The committee’s report, titled It’s Time, is a response to a high level of frustration among market participants with the inadequate enforcement, undue complexity, excessive cost and weak international profile of Canada’s current regulatory system of 13 provincial and territorial regulators. “There was a time when Canada was well served by a provincially-based system of securities regulation, but those days are gone,” said Michael Phelps, committee chairman. “It’s time for Canada to have a single regulator administering a single code nationwide.”

Phelps added that Canada can no longer afford to be the world’s only major industrialized country without a national regulator.

Phelps said the WPC gave “serious consideration” to the proposed passport model of regulation proposed by the B.C. Securities Commission, but rejected the proposal. “The passport represents an incremental improvement over the status quo, but as a number of market participants pointed out, it falls far short of the kind of system Canada needs to be successful,” Phelps said.

He added that the WPC is urging the federal and provincial governments to work together to promptly implement the committee’s recommended model. “This must not be about federal-provincial turf squabbles. It has to be about serving the best interests of Canada’s capital markets and the Canadian economy,” he said.

The WPC was established by former Minister of Finance John Manley in March 2003. Its mandate was to undertake an independent objective review of the current securities regulatory framework and identify an appropriate model for securities regulation in Canada.
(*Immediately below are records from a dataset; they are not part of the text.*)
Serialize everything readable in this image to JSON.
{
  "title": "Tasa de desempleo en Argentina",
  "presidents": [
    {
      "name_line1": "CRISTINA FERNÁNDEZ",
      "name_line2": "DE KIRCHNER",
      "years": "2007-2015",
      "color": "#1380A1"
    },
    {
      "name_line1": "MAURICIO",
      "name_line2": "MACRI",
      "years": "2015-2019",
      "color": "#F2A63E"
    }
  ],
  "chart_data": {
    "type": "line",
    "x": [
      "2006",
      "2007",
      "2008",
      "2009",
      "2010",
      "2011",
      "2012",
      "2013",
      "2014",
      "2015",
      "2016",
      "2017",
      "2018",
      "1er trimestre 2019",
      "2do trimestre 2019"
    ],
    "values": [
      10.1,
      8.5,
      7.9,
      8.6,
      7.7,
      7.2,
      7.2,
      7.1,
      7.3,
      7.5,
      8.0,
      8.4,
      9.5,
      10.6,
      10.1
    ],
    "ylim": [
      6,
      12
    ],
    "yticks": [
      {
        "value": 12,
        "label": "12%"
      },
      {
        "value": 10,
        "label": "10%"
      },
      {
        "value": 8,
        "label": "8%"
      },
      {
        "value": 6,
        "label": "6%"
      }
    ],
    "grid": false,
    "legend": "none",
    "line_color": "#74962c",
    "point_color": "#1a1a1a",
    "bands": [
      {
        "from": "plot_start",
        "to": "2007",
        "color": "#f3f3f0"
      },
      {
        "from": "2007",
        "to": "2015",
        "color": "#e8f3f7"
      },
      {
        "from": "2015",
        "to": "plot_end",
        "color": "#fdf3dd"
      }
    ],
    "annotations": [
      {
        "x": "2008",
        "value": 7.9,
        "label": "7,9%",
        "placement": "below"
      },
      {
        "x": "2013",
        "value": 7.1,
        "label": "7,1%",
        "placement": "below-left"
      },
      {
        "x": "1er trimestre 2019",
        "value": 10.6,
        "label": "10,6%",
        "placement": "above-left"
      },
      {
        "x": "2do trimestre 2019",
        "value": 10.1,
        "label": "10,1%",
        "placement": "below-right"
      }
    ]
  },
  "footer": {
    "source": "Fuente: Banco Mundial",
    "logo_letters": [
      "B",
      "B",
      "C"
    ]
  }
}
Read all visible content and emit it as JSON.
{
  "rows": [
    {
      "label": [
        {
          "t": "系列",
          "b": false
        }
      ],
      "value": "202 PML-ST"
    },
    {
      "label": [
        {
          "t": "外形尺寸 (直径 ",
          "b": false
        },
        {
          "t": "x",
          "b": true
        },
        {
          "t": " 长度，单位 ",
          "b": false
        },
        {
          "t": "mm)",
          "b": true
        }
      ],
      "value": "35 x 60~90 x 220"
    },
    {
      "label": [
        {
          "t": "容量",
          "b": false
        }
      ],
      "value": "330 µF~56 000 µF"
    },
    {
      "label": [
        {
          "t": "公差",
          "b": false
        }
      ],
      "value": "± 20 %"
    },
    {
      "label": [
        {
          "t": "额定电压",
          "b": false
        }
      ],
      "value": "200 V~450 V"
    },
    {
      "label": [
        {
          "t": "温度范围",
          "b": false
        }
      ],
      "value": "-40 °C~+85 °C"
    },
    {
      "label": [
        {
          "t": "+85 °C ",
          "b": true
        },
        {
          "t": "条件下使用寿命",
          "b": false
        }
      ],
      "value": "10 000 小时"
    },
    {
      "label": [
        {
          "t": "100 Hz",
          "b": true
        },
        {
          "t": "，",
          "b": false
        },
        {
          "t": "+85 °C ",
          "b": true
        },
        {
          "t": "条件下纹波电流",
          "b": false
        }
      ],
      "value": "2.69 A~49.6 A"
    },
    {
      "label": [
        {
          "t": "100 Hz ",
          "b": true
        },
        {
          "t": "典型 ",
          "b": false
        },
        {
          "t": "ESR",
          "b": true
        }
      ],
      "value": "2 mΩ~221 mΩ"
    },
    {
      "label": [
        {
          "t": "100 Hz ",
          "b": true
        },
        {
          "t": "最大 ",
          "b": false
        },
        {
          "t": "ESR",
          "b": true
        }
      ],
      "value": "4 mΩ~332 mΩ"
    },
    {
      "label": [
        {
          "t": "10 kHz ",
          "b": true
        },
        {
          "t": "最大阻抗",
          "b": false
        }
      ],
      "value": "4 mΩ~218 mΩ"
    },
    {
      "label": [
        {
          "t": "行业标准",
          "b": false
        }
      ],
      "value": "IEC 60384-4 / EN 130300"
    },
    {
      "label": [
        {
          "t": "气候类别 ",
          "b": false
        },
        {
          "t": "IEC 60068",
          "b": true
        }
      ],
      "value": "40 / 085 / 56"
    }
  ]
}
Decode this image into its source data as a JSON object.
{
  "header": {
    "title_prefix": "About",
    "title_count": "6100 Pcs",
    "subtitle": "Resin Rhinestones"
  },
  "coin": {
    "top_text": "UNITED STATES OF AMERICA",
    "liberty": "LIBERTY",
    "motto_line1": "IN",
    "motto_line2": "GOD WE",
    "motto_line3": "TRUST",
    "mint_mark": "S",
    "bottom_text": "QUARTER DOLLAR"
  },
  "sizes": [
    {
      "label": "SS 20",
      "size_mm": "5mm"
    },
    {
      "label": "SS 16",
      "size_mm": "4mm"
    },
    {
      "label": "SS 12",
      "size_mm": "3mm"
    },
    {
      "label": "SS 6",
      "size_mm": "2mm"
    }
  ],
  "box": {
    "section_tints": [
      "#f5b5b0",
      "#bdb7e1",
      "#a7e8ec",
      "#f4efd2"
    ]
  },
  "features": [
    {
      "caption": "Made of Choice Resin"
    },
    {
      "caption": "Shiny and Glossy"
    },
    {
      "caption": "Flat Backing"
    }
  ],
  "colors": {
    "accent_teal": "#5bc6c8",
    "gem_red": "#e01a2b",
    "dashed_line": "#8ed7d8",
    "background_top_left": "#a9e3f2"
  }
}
The committee members are:

  • Michael Phelps (chairman), chairman, Dornoch Capital Inc., and former chairman and CEO, Westcoast Energy Inc.;
  • Harold MacKay (vice-chairman), senior partner in the Saskatchewan-based law firm of MacPherson Leslie & Tyerman LLP;
  • Tom Allen, senior partner, Ogilvy Renault;
  • Pierre Brunet, chairman of the Canadian Institute of Chartered Accountants;
  • Wendy Dobson, professor at the Rotman School of Management;
  • Edwin Harris, counsel with the Halifax office of the law firm Patterson Palmer; and
  • Michael Tims, chairman, Peters & Co. Ltd.